Several Chinese AI startups, including Moonshot AI, DeepRoute.ai, and StepFun, are reportedly dismantling their foreign corporate structures and registering directly in China, according to The Information.
The move signals a broader shift as Beijing tightens control over strategic technologies amid rising geopolitical tensions. These startups currently operate through offshore holding companies, similar to tech giants like Alibaba, ByteDance, and Tencent, which are registered in the Cayman Islands. The restructuring follows a warning from China's securities regulator that foreign-based IPOs could face stricter approval, partly triggered by Beijing's block of Meta's attempted acquisition of AI startup Manus.
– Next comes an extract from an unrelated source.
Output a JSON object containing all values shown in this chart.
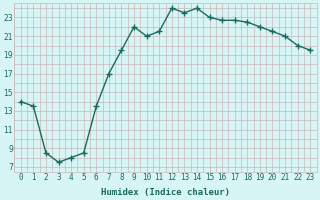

Moonshot AI, the company behind the Kimi chatbot, is already in talks with lawyers about restructuring as it closes a funding round at an $18 billion valuation. StepFun has begun dissolving its foreign structure. The process is complex, taking six to twelve months, and could limit these startups' ability to raise capital from foreign investors.
The trend reflects President Xi Jinping's push to make AI a national priority, emphasizing homegrown chips, software, and basic research. It also aligns with China's aim to build a fully independent semiconductor supply chain in response to US export restrictions.
Chinese companies are increasingly relying on open-weight AI models, which are freely available and gaining global traction. However, these models often include built-in censorship, refusing to address topics such as Taiwan, Tiananmen, or Tibet. Critics also note that some performance gains in Chinese open models come from "distillation," a process where developers use outputs from powerful Western models like GPT-5 or Claude to train smaller models, replicating their behavior. The US government has accused China of using this approach to extract knowledge from American AI models at scale.